Italy will come to a standstill when at 4pm, the coffins of two of the three victims following the killing in Milan will slowly pass by the doors of the Dome of Milan. The light will filter through dimly across the stained.glass of the late Gothic cathedra and will shie on the on the tri-coloured banner over the coffins. Cardinal Angelo Scola, Archbishop of the city will preside over the funeral which will be attended by top government officials, among whom the President of the Republic, Sergio Mattarella. The Council of Ministers gave its consensus for a state funeral to be held, considering the gravity of the episode which occured last Thursday.
A morning of ordinary folly when the entrpreneur Claudio Giardiello, accused of fraudlent bankruptcy, got hold of a Beretta pistol and gunned down the man whom he considered responsible for his worries and woes The judge, the lawyer and the witness, just as though it were an early 20th century thriller. The magistrate was Fernando Ciampi, aged 72 originally from the province of Avellino, who for 6 years had been dealing in the second section of the court on bankruptcies. He had been named as witness in a proceeding, as the prosecutor of Milan, Edmondo Bruti Liberati, had revealed a few hours following his colleague’s death. He had been coldbloodedly shot, and before his death , it seemed he had attempted to protect one of his female colleagues.
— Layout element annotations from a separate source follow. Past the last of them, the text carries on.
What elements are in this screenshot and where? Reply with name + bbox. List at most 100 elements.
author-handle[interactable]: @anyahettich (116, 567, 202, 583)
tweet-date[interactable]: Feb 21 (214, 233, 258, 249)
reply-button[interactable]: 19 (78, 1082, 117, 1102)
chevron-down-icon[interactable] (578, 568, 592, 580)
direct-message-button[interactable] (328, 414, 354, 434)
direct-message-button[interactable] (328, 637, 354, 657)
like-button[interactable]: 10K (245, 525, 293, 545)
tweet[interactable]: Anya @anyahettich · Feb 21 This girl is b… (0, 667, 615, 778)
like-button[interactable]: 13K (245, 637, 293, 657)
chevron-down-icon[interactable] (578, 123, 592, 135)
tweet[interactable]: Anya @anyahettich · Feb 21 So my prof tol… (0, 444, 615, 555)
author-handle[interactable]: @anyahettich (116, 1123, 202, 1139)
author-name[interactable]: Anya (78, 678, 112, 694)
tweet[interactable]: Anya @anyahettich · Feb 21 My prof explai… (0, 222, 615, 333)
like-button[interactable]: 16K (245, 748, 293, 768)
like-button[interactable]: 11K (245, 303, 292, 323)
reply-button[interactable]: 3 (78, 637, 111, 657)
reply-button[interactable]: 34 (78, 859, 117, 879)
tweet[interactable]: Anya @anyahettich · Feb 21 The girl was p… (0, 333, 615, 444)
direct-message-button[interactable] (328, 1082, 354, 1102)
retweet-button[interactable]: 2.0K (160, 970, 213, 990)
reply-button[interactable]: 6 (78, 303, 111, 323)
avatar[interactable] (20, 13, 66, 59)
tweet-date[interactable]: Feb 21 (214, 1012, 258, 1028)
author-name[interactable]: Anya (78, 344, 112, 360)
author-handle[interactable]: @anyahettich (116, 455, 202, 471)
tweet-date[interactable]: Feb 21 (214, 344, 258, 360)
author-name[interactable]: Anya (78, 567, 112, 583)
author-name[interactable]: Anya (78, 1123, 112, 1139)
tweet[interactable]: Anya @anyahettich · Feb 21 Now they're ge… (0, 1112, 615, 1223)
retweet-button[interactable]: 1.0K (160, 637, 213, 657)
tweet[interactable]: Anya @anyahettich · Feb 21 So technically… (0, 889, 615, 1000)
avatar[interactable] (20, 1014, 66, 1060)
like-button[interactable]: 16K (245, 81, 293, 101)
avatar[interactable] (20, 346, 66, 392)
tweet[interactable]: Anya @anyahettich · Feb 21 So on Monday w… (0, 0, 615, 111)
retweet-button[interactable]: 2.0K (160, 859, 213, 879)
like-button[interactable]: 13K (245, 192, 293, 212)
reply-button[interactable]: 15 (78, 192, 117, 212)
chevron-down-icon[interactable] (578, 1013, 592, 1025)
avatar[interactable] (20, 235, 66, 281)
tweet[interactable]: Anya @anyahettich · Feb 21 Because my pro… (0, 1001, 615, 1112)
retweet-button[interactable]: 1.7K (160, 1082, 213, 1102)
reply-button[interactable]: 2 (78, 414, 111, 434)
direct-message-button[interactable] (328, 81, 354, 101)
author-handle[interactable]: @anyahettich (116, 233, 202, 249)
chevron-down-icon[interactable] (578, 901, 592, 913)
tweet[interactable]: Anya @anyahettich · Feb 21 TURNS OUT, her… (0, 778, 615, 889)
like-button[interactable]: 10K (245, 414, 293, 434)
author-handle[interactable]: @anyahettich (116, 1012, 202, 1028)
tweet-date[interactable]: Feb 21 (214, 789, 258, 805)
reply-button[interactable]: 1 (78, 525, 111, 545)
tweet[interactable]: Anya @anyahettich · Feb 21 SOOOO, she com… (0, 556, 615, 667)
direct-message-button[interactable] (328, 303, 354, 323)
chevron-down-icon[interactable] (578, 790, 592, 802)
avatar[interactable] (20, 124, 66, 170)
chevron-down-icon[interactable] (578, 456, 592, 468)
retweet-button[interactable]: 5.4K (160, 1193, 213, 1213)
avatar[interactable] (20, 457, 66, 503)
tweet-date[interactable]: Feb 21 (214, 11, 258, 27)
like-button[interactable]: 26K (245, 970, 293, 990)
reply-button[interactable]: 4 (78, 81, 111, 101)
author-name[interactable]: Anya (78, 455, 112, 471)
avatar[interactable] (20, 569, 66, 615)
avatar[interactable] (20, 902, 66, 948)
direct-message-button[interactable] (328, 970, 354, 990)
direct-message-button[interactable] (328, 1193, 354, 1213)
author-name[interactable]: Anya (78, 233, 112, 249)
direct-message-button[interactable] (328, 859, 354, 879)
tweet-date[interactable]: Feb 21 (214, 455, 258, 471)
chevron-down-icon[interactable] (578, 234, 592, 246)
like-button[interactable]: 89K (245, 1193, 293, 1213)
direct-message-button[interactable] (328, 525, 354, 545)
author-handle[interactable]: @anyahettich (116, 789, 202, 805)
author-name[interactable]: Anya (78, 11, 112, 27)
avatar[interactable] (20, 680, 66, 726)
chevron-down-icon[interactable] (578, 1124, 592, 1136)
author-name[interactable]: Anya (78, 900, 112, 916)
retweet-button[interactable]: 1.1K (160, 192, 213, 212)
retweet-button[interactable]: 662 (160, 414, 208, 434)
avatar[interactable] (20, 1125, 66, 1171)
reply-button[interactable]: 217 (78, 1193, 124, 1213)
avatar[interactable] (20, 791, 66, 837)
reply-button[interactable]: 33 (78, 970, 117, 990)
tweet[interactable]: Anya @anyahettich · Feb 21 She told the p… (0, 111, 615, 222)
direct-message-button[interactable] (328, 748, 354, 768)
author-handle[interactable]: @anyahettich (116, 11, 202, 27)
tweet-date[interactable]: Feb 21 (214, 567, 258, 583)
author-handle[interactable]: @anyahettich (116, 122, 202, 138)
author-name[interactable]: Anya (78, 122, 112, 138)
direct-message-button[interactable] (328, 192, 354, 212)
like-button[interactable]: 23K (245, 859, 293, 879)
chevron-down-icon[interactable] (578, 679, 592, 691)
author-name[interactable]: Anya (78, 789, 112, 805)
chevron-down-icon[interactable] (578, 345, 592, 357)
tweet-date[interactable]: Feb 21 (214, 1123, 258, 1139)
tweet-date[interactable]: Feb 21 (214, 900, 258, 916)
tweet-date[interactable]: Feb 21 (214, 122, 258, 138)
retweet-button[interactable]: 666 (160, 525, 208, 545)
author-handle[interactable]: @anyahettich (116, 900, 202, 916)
The lawyer is the youngest victim in this massacre: Lorenzo Alberto Claris Appiani, aged 37, former defence of Giardiello. “As soon as he had started to mess up things, my nephew had refused to have anything more to do with him” the young lawyer’s uncle is reported to have said about his nephew considered a genius by many despite the lack of experience. The shots of the entrepreneur reached his chest. His mother, herself a lawyer, spoke of his passion for law and rights: “My son’s died – she said during the commemoration – because he did not want to be a puppet”. The witness, and co-defendant was George, Giorgio Erba, former partner of Giardiello in the ‘Magenta Immobiliare.’ The judges were to summon him on a hearing regarding the collapse of the company and find out any eventual responsabilites of his former colleague in the affair. His family have declined an offer made to them by Palazzo Chigi: they would rather mourn for Giorgio on their own, in a private funderal, far from news-flashes and TV –in silence.
In the meantime, the magistrates are attempting to shed light on the episode: once they have ascertained Giardiello’s responsabilities (“they saw me” he had admitted before he had availed himself of the faculty not to answer. What needs to be understood is why the security system did not work, and above all why the killer, was able to move freely about the Court building after he had started shooting. An issue that of the control in courts which was tackled by Matteo Renzi yesterday. “Safety should be in the hands of the state” the Premier has said who then went on to stress the importance of a major commitment “against the spreading of weapons”, in order to avoid other tragedies taking place like the one in Milan.